An effective strategy for global customer messaging requires understanding your business goals and the technical capabilities you have at hand, both in terms of the messaging apps you’re using and the APIs you’re leveraging.
The following steps can help you gain that understanding. Read on to learn how to make the best use of this new approach to communicating with customers:
1. Know How and Where Your Customers Use Messaging
Direct messaging is a global trend—Facebook Messenger alone reports being used to send over two billion messages monthly. Much of this messaging takes place between family and friends, but in recent years, messaging for customer support has increased in importance, as reported by Business Insider.
How much messaging customers use and the apps they favor will likely depend on the demographics being targeted. The most common messaging apps have different penetrations in different markets. Facebook Messenger predominates in the US, Line is popular in Asia, and WhatsApp is used in more than 100 countries globally. Be sure to do your due diligence to understand which messaging app APIs you’ll need to reach the broadest audience.
2. Identify Use Cases for Customer Messaging
The use cases for customer messaging through apps go far beyond simple marketing. Mass messages could be considered spamming, so it’s wise to be cautious about contacting customers that way. Businesses should collect detailed preferences from customers before sending pure advertising messages. An alternative is to use an advertising strategy like placing ads on the messenger home screen rather than sending interruptive messages.
When messages are sent for advertising purposes, they don’t have to stand alone. Because messaging apps often provide read receipts, businesses should build a process for following up to encourage action by consumers who read messages but don’t respond.
In addition to marketing, messaging apps are effective for providing customer support. According to Business Insider, many consumers say messaging is their preferred support platform. Businesses can use automation to send reminder and confirmation messages. Relatively straightforward issues, including processing payments and answering delivery questions, can be handled by chatbots, as long as there’s a way to escalate to a live person if the issue is too complex.
There may also be special features on a particular platform you may want to utilize, such as the popular stickers on Line.
3. Choose Technology to Support Use Cases
Once a business has identified the goals of its messaging, the technology team can look for a technical solution to make satisfying those goals easier. Businesses need to understand the capabilities and services the messaging platform supports in order to determine the feasibility of each use case, as well as the support offered by communication providers.

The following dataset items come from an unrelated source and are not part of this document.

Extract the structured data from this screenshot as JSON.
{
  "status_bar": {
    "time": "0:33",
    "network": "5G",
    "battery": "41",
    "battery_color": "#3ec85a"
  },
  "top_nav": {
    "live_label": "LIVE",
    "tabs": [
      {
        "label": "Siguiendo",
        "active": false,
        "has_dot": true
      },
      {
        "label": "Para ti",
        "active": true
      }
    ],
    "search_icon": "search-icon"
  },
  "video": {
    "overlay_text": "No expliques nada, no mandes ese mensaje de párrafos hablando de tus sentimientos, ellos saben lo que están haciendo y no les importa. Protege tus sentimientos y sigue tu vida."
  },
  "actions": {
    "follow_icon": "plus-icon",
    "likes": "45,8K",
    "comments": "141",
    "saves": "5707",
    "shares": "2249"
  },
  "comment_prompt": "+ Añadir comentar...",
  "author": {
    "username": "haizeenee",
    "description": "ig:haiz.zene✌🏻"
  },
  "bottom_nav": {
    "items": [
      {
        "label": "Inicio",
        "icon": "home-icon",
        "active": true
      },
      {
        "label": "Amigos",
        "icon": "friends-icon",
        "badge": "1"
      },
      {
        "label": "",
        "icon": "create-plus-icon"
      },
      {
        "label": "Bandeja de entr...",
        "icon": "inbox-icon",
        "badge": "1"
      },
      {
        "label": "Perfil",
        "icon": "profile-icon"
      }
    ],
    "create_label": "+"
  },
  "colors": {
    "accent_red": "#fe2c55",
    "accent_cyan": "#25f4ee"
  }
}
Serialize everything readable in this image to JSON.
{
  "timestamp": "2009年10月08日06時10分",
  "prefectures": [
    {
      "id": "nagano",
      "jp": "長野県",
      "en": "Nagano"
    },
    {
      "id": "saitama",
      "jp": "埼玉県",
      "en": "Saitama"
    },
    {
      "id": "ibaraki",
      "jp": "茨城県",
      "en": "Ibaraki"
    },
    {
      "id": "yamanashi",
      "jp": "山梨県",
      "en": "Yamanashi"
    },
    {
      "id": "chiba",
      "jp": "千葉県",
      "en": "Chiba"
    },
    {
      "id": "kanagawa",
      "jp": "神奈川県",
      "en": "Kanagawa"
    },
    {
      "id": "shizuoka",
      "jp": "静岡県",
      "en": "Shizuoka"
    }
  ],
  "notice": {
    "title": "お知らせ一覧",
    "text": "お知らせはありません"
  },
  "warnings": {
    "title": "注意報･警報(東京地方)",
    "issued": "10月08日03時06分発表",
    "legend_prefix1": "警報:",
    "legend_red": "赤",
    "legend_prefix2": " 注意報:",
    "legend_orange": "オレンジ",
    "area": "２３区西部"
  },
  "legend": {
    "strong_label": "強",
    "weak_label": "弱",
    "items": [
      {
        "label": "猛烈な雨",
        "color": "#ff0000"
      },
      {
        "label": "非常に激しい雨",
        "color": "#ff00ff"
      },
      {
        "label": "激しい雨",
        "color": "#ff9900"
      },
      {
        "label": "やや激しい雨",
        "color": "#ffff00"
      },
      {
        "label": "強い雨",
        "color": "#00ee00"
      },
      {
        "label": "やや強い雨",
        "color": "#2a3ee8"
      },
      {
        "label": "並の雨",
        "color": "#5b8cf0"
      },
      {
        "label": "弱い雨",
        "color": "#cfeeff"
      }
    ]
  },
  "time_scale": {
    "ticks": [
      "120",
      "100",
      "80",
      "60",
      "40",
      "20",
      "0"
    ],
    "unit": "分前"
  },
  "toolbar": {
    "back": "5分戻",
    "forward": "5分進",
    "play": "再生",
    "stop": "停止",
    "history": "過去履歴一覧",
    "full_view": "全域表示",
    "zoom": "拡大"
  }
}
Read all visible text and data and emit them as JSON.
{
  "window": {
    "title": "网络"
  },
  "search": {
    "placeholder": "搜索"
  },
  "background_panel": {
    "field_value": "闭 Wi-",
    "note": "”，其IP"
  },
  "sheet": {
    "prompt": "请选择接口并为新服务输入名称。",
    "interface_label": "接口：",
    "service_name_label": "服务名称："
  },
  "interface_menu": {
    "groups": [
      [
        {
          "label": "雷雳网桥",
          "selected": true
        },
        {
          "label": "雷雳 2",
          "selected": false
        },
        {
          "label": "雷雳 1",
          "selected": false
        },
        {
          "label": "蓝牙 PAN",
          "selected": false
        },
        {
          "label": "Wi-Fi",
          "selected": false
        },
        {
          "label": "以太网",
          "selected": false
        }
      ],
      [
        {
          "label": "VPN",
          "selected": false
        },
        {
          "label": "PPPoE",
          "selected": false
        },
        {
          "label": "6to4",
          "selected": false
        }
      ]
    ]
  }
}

Not all communications vendors will support all messaging platforms. Of course, you’ll want to start with a tool that supports the messaging app used by most of the business’s customers. Ideally, the business should use a messaging API that supports multiple messaging platforms. This will make it easier for developers to create applications that work on multiple platforms and extend services to the global customer base.
4. Understand the Impact on Customer Support Representatives
Using messaging and chatbots won’t eliminate the need for live agents to provide customer support. Indeed, it can expand the need, as chatbots enable a larger number of conversations to occur at the same time. Agents need to be able to smoothly pick up conversations and transactions from apps to avoid frustrating customers by asking for information that was already provided to them via messaging.
While the nature of messaging doesn’t require an immediate response, consumers still expect fairly rapid responses to messages to customer support teams, which may also impact staffing patterns.
5. Measure the Results
Businesses should start with small experiments and measure their effectiveness to develop their mobile customer messaging strategy further. Mobile analytics are important for understanding how customers interact with your business through messaging and deciding the best way to expand those efforts. The results of the analytics can help you decide whether the next step is to build out messaging on another platform or to extend the functionality provided through the messaging app currently being used.
Messaging apps are a new channel for businesses to communicate with customers, so expect challenges and possibly some missteps as you begin implementing customer messaging on these apps. As the technology becomes more understood, however, it’s sure to become a vital part of a digital transformation-driven customer messaging strategy.